Friday, March 31, 2006

Drug drag

by Andrew Swift, DI editorial writer


For baseball diehards (such as myself), the news that Major League Baseball is going to investigate steroid use comes as no surprise. Former U.S. Senate Majority Leader George Mitchell has been tapped to head the inquiry.

I, for one, think this "investigation" is a sham, a crock, and an insult to the integrity of the game. If Bud Selig was even mildly concerned about steroid use in baseball, he would have ordered this investigation in the mid- to late-90s, when home runs were flying out of the ballparks left and right. It was obvious to any baseball insider that steroid use was increasing at dramatic rates.

But the game was still struggling with the aftermath of the 1994 strike. Selig realized that offense was a huge pull and could potentially bring back the fans alienated by the strike. Selig cynically turned a blind eye to the growing steroid problem. Indeed, the strategy proved correct: Mark McGwire and Sammy Sosa's chase of Roger Maris' home-run record enraptured the country.

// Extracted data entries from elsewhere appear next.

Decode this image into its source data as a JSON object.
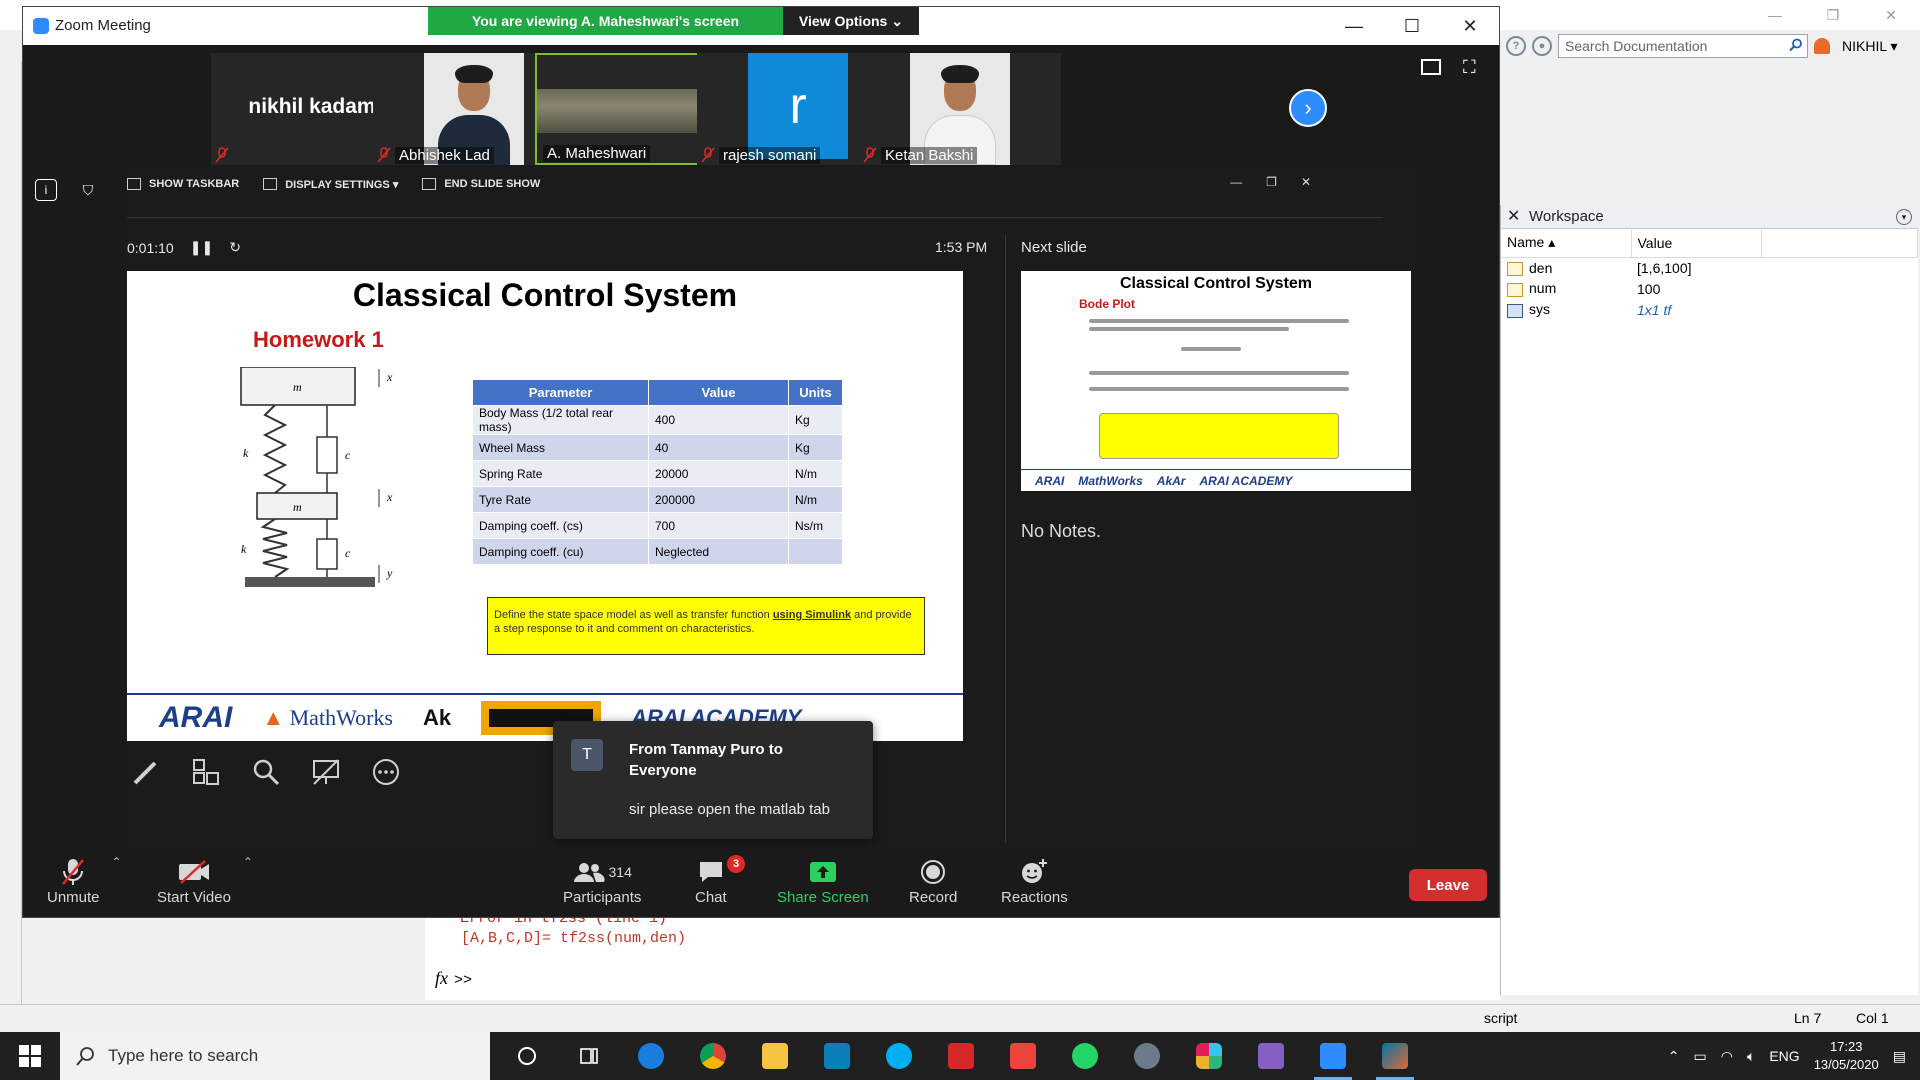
{
  "matlab": {
    "search_placeholder": "Search Documentation",
    "user": "NIKHIL",
    "workspace": {
      "title": "Workspace",
      "columns": [
        "Name",
        "Value"
      ],
      "rows": [
        {
          "name": "den",
          "value": "[1,6,100]"
        },
        {
          "name": "num",
          "value": "100"
        },
        {
          "name": "sys",
          "value": "1x1 tf"
        }
      ]
    },
    "command": {
      "error_text": "Error in tf2ss (line 1)",
      "code_line": "[A,B,C,D]= tf2ss(num,den)",
      "prompt": ">>",
      "fx": "fx"
    },
    "status": {
      "mode": "script",
      "ln_label": "Ln  7",
      "col_label": "Col  1"
    }
  },
  "zoom": {
    "window_title": "Zoom Meeting",
    "banner": "You are viewing A. Maheshwari's screen",
    "view_options": "View Options",
    "participants_strip": [
      {
        "name": "nikhil kadam",
        "type": "name-only"
      },
      {
        "name": "Abhishek Lad",
        "type": "photo",
        "muted": true
      },
      {
        "name": "A. Maheshwari",
        "type": "screen",
        "active": true
      },
      {
        "name": "rajesh somani",
        "type": "initial",
        "initial": "r",
        "muted": true
      },
      {
        "name": "Ketan Bakshi",
        "type": "photo",
        "muted": true
      }
    ],
    "presenter_tools": {
      "show_taskbar": "SHOW TASKBAR",
      "display_settings": "DISPLAY SETTINGS ▾",
      "end_slide_show": "END SLIDE SHOW"
    },
    "timer": "0:01:10",
    "clock": "1:53 PM",
    "next_slide_label": "Next slide",
    "notes": "No Notes.",
    "slide": {
      "title": "Classical Control System",
      "subtitle": "Homework 1",
      "diagram_labels": {
        "ms": "m",
        "mu": "m",
        "ks": "k",
        "ku": "k",
        "cs": "c",
        "cu": "c",
        "xs": "x",
        "xu": "x",
        "y": "y"
      },
      "table": {
        "headers": [
          "Parameter",
          "Value",
          "Units"
        ],
        "rows": [
          [
            "Body Mass (1/2 total rear mass)",
            "400",
            "Kg"
          ],
          [
            "Wheel Mass",
            "40",
            "Kg"
          ],
          [
            "Spring Rate",
            "20000",
            "N/m"
          ],
          [
            "Tyre Rate",
            "200000",
            "N/m"
          ],
          [
            "Damping coeff. (cs)",
            "700",
            "Ns/m"
          ],
          [
            "Damping coeff. (cu)",
            "Neglected",
            ""
          ]
        ]
      },
      "task_pre": "Define the state space model as well as transfer function ",
      "task_link": "using Simulink",
      "task_post": " and provide a step response to it and comment on characteristics.",
      "logos": {
        "arai": "ARAI",
        "mathworks": "MathWorks",
        "akar": "Ak",
        "academy": "ARAI ACADEMY"
      }
    },
    "next_slide": {
      "title": "Classical Control System",
      "subtitle": "Bode Plot",
      "logos": [
        "ARAI",
        "MathWorks",
        "AkAr",
        "ARAI ACADEMY"
      ]
    },
    "chat_popup": {
      "avatar": "T",
      "from": "From Tanmay Puro to Everyone",
      "message": "sir please open the matlab tab"
    },
    "controls": {
      "unmute": "Unmute",
      "start_video": "Start Video",
      "participants": "Participants",
      "participants_count": "314",
      "chat": "Chat",
      "chat_badge": "3",
      "share_screen": "Share Screen",
      "record": "Record",
      "reactions": "Reactions",
      "leave": "Leave"
    }
  },
  "taskbar": {
    "search_placeholder": "Type here to search",
    "language": "ENG",
    "time": "17:23",
    "date": "13/05/2020"
  },
  "colors": {
    "zoom_blue": "#2d8cff",
    "banner_green": "#1fa843",
    "leave_red": "#d32f2f",
    "slide_table_header": "#4472c4",
    "slide_heading_red": "#c41a1a"
  }
}
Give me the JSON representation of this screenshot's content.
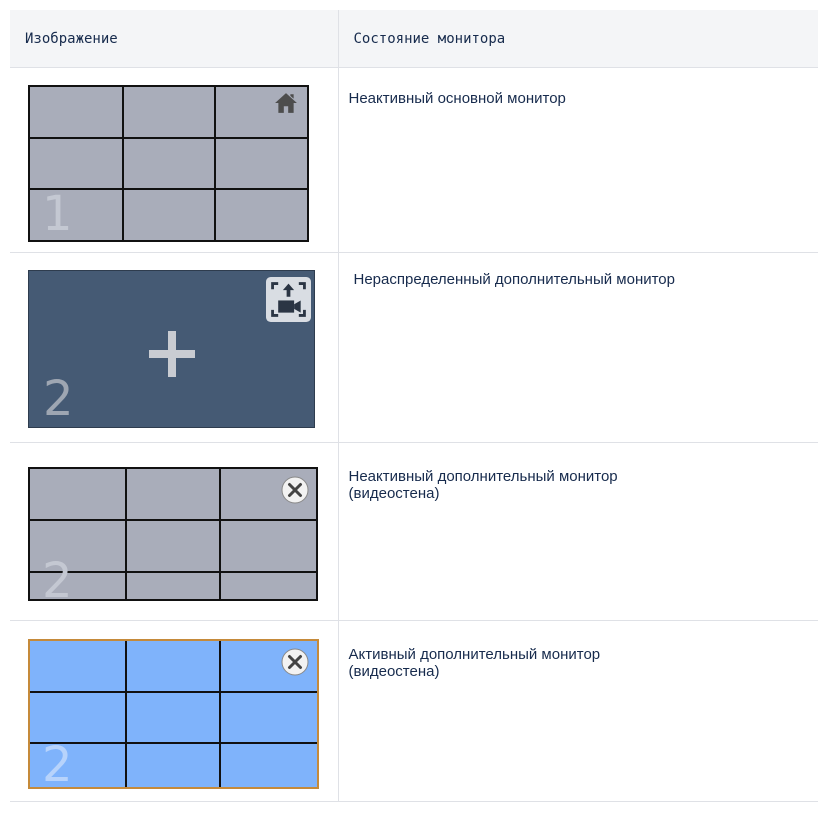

The real victim of the entire steroid controversy has been Barry Bonds. Bonds was a Hall of Famer before he ever took steroids (he allegedly began after the '98 season, in response to the massive attention McGwire and Sosa reaped from their huge seasons), and he is a Hall of Famer right now. Bonds has been turned into a scapegoat and wrongfully so. He is this generation's premier baseball talent, with or without steroids. If Bonds' individual accomplishments are going to be scrutinized, every single statistic of the '90s and early '00s should be called into question. Bonds is no more guilty than any other user. It is unfortunate that the real problem has been shelved aside: Selig's cowardly refusal to take action until public demands forced the issue.